To listen to some of the opponents, one might almost believe that we need to be protected from ourselves – that the only way to ensure that legislation is appropriate is to ask English MPs to make the decision for us. Surely the 60 members of the National Assembly have a better grasp of the situation here, and of what will or will not be acceptable?

Some of the rather rabid responses in some of the English media serve only to show how little understanding there is in that country of the linguistic situation in Wales. And I've seen some of that from personal experience. I once spent a couple of years working in Birmingham, and I remember a discussion I had with an otherwise intelligent and educated senior manager of a large company (all names deleted to protect the guilty) about the position of Welsh in Wales.

He genuinely believed that the status of Welsh was akin to the status of Latin - a dead language, spoken by no-one, but trotted out for show on ceremonial occasions such as eisteddfodau. (When you come across that sort of attitude, it's easy to see how people can believe the urban myth about the people in the pub who switch to Welsh when an Englishman pauses outside the door). The idea that people actually spoke the language to each other on a day to day basis – let alone raised their children to speak it as a first language – was an absolute revelation to him.

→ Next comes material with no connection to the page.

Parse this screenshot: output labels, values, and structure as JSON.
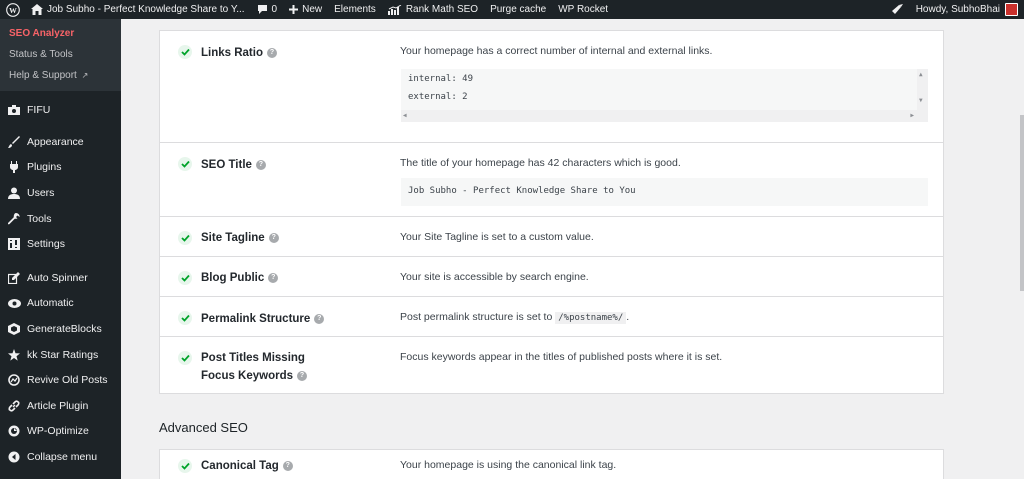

Some of the responses from politicians and the media in England suggest to me that there are many people still living in such a blissful state of unawareness. Sometimes, I think that nationalists should do more to understand why they believe what they believe, rather than simply condemning them – and that means understanding what it is to be a monoglot in a monoglot culture which uses the most dominant language in the world. Understanding that viewpoint in English people will help us also to understand the same viewpoint when we hear elements of it from some of our own fellow-citizens here in Wales.

Having grown up in an English-speaking household in an English-speaking part of Wales, I like to think that I can understand at least some of the roots of that attitude. Until I was in my teens, Welsh was a subject I learned in school, and I knew no-one who could speak it other than a few teachers. Then I discovered that the next-door neighbour could, and the lady up the street, and a whole host of other people in the same village. It was like finding a whole different world - on my doorstep. It's less of a secret language these days, and much more obvious; but for many of my generation, our attitudes were formed in a different age, and changing deeply-ingrained attitudes is not an easy thing to do.

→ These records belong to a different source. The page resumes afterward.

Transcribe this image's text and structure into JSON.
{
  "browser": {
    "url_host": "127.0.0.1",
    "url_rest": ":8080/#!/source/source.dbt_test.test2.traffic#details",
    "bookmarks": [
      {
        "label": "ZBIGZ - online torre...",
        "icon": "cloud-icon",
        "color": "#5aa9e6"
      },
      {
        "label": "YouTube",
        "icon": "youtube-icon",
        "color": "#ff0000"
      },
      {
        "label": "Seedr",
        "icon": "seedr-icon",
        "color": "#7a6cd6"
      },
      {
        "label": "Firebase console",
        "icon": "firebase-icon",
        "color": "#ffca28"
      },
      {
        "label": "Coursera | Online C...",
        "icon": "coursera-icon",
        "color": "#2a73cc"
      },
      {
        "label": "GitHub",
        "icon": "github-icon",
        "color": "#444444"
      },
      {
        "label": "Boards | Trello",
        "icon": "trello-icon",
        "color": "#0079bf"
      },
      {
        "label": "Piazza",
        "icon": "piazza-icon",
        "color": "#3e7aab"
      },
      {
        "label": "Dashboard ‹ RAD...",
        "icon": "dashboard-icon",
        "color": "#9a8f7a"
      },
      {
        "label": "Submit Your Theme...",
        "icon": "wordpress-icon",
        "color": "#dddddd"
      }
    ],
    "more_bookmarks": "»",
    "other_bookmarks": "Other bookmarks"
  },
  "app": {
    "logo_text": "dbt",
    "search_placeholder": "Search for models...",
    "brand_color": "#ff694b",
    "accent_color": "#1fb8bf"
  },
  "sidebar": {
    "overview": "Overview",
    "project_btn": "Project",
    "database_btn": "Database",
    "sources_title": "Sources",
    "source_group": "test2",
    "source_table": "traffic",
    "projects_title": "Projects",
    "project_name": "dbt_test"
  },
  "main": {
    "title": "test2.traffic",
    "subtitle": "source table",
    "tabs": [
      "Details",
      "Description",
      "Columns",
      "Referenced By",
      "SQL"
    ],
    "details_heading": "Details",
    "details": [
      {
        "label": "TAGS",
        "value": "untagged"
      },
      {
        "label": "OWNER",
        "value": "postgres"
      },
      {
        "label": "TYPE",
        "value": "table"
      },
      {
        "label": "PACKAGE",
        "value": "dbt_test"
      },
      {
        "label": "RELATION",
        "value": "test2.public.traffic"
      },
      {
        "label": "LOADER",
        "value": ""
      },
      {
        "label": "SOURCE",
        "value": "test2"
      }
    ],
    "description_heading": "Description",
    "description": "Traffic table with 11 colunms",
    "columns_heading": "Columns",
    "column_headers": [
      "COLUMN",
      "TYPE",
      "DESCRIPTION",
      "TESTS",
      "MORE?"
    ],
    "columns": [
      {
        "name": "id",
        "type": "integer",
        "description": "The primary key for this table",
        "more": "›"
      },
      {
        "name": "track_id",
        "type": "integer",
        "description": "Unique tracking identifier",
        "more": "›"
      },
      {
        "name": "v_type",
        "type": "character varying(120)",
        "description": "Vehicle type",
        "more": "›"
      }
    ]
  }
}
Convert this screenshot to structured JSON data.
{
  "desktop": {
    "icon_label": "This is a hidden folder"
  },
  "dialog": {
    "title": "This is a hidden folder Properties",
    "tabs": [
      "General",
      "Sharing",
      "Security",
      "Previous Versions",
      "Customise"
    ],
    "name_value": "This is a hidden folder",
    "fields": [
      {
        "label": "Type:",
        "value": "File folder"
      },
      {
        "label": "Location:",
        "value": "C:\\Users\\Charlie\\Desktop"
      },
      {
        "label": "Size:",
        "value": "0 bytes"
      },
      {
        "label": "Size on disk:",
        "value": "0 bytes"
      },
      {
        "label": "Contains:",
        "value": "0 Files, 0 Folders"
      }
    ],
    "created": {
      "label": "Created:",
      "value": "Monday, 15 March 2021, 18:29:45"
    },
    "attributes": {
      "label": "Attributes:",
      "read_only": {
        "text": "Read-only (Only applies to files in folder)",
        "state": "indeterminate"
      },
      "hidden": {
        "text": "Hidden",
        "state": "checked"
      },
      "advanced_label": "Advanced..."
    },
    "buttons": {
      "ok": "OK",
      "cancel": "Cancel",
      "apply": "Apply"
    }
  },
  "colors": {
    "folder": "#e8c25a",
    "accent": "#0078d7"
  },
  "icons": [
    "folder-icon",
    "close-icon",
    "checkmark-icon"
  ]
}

So, promotion of the language isn't simply a matter of passing legislation to establish rights, important though that is. It's also about persuading people to use the language, and persuading those who see it as a threat that they are wrong. When the Assembly Government gets the powers it is seeking, and starts to draw up legislation, I very much hope that they will take on board the need to persuade as well as to safeguard rights.

Does the LCO go far enough? Well, as someone who believes that decisions on all aspects of the language as well as on a whole series of other issues should be made here in Wales, then of course, I'd have liked to see it having the widest possible scope. (That doesn't mean that any Measures should use the whole scope, any more than any Act of Parliament in Westminster ever uses the whole scope of what they could legislate for. We need a better understanding of the difference between a Measure and an LCO - or better still, transfer all the powers and get rid of the almost unworkable LCO system). But in terms of practical politics, I think the Assembly Government have pitched this at about the right point for now.

I hope that the MPs in Westminster will recognise that point and make a speedy decision so that the Assembly can get on with the important part of the discussion.